Never preach to a customer but rather inform with facts from the Health Department. Show them links to the health department sites that verify this information. Then take this opportunity to overshare all the precautions you take. Gather up all your labeling procedures and security camera footage of their pizza being made. If someone threatens to go negative against you on social media, don’t let it rile you up and don’t retort negatively. Make sure you take their concern seriously and openly show that you genuinely care about their health. It’s our duty as members of the hospitality industry to create a safe environment for our guests.
Movies and TV shows have not helped this perception. In The Last Dance basketball documentary, Michael Jordan is sure he was food poisoned by a local pizzeria before his big “Flu Game” in 1997. Upon further review, the guy who served the pizza was a fan of Jordan’s who was a new manager to a large chain pizzeria. The man blamed for the sickness says he was just excited to deliver to Jordan and brought some staff with him in hopes of meeting MJ. The assumed cause is always what the person ate last. We might never know the truth, but I do know that in the 20 years I’ve been making food at restaurants, I’ve NEVER seen someone sabotage a customer’s food.

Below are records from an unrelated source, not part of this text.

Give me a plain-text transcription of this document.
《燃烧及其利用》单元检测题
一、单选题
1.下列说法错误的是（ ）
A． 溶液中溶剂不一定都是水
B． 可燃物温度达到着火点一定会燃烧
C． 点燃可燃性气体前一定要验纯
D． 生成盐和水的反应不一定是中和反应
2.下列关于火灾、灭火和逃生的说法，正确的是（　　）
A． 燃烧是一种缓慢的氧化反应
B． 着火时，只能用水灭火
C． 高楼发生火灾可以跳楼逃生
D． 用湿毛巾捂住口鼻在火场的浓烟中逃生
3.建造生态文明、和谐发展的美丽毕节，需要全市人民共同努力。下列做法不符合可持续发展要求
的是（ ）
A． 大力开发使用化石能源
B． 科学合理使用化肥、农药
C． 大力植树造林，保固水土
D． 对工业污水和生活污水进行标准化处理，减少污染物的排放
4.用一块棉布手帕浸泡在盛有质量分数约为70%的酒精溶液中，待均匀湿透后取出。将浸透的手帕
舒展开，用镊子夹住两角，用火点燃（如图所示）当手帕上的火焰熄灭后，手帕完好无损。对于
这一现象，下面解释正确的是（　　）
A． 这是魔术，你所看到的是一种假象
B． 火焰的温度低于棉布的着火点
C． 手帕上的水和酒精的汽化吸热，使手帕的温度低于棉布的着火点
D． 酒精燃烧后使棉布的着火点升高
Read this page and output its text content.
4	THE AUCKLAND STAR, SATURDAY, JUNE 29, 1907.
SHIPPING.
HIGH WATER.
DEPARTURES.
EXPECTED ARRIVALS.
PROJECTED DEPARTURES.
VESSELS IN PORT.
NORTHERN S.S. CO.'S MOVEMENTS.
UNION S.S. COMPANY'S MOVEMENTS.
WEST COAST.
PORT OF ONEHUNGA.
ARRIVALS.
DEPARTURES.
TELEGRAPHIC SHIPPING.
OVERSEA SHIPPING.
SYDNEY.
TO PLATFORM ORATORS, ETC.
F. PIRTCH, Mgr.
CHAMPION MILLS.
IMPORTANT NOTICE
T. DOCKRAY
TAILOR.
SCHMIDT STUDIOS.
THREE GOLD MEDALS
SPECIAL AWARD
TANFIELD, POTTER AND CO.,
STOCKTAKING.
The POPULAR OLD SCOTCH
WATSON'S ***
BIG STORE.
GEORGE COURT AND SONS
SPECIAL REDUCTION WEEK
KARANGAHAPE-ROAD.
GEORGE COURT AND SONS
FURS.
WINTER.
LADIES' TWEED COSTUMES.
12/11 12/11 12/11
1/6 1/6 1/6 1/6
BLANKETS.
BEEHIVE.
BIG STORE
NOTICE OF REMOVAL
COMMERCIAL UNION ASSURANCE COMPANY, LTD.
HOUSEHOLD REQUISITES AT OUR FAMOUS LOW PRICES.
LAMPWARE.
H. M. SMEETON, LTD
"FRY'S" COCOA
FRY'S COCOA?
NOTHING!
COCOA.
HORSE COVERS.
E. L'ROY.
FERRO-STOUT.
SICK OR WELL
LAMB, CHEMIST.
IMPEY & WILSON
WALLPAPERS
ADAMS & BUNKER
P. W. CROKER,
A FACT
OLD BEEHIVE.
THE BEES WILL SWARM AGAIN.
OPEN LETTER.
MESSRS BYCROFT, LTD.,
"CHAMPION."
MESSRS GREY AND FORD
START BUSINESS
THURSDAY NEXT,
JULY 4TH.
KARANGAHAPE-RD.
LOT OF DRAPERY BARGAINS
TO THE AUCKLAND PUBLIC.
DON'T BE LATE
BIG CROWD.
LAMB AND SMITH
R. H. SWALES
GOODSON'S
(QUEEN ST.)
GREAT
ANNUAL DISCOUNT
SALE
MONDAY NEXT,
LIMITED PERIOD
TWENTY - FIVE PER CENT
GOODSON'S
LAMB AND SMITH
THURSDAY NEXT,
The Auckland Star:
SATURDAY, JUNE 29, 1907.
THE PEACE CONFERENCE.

In the worst scenario, I’ve seen people mock a customer behind their back, complain about them or even call out a name improperly, but never actual harm to the product that is being created. This is pervasive misconception diners have of food workers; that if they complain, someone’s going to go to the back and spit in their food. Which, as disgusting as it is, would not likely lead to food poisoning. Improper temperature controls and out of date food cause that. In a pizzeria that is bustling and cooking at high temps with fast product turnover, that probability is even smaller.
The way to handle any customer complaint is to always be on the side of the customer, to figure it out with them, to work with them. All the while informing them of all potential scenarios and reasons for their illness and educating them on all the proactive measures you do to make sure that they are in a safe environment. Do this, and you’ll get past this in a very conscientious and successful way that shows the customer you care and are safe.